Notable Sales
Shipbuilding, Sorel, 1942
Inscriptions
inscribed by Frances Holgate, the artist’s wife, ‘Edwin Holgate painted this picture in 1942 in the Sorel Shipyards. in the Province of Quebec./M.Frances Holgate’ (verso, on a label)Provenance
Galerie Walter Klinkhoff Inc., Montreal;
Acquired from the above by a corporate collection, Montreal.
Exhibitions
Montreal, Galerie Walter Klinkhoff Inc., Montreal, Hommage to Walter Klinkhoff (Part I), September 1998.
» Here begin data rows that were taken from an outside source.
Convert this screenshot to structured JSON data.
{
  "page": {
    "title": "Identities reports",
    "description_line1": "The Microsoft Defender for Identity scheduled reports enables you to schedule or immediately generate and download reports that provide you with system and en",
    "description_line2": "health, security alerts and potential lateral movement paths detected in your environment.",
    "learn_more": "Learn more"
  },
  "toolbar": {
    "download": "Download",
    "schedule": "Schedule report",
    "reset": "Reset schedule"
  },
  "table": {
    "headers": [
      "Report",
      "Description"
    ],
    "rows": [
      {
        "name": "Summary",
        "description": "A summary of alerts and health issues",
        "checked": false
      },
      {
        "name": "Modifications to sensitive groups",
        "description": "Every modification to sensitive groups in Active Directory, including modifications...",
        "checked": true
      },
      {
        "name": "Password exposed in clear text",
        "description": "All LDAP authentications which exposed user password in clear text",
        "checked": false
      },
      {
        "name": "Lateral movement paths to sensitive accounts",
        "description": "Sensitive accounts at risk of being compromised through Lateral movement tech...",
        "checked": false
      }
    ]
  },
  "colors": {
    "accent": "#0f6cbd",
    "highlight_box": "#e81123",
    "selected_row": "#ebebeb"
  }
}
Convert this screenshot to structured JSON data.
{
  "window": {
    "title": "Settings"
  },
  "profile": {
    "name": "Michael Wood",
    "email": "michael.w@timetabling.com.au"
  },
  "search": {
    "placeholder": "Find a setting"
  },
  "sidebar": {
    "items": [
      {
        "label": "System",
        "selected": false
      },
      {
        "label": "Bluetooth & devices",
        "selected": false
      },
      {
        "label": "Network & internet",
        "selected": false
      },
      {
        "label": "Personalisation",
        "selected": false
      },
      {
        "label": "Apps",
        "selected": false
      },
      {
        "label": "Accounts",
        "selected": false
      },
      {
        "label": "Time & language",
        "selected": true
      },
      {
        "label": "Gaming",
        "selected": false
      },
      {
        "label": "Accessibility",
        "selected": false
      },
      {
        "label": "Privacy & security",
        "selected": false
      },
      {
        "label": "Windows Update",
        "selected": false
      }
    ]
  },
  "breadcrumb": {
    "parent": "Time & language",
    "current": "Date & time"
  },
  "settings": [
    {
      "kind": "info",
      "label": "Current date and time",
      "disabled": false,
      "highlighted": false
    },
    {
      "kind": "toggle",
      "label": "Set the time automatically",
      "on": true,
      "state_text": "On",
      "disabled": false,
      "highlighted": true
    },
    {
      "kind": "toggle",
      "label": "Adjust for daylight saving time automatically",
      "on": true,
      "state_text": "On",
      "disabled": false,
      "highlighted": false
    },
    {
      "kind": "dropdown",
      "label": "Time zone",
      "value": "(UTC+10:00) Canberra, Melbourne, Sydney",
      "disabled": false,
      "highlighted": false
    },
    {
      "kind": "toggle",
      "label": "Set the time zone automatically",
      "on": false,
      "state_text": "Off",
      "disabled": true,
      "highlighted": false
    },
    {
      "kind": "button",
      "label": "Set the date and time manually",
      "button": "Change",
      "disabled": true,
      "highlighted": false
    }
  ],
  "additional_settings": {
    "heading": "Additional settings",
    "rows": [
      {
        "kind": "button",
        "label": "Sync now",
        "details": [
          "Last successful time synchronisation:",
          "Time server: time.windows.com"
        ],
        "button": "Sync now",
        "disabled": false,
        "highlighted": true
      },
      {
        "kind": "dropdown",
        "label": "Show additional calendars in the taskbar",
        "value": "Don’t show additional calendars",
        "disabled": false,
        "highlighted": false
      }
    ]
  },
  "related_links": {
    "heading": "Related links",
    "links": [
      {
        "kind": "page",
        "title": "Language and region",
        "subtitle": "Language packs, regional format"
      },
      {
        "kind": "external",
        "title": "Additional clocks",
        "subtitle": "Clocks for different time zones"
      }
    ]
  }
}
Montreal, Montreal Museum of Fine Art, Edwin Holgate, May 26 to October 23, 2005. cat no. 103.Literature
Montreal, Montreal Museum of Fine Art, Edwin Holgate, May 26 to October 23, 2005. cat no. 103, full page reproduction, p. 155.In his capacity as an Official War Artist with the Air Force, Holgate was taken to England where he found painting circumstances unsuitable and stayed only briefly. Our composition at Sorel’s Marine Industries Shipyard ranks as among his finest contributions of that WWll vintage.
The shipyards at Sorel have roots dating to the 18th century. It is after their purchase by Joseph Simard in 1937, in the corporate name of Marine Industries, and the formidable development of a capable labour force to build ships with a certain time efficiency in time to provide for the needs of Canada’s support of the war that was an enormous accomplishment. It was primarily the Liberty style cargo vessel that Marine Industries built in Sorel. The vessel was used as a supply ship during WWll and was an important contribution by Canada to the Allied success. The development of the labour force at the Sorel shipyards by Marine Industries during those years and the decade after the war period accounts for the prosperity of the rather legendary Simard family in Quebec.
It was Holgate’s military service which provided him membership in the United Services Club, which in my earliest years of apprenticeship allowed me the opportunity to visit with him and listen to him about his experiences. The Club was located in the MacDonald Stewart Foundation building immediately across the street from the Galerie Walter Klinkhoff. Occasionally, on Wednesdays, after lunch at his club he would come to the gallery. After sharing with him works we had by him and his peers, I would drive him to his apartment at Sherbrooke and Clarke Avenue, 10 minutes from the gallery, a valuable time during which I would attempt to prompt Mr. Holgate into reminiscences about his career. My parents were very fond of “Frances & Edwin” and continued to visit Frances after Edwin’s death.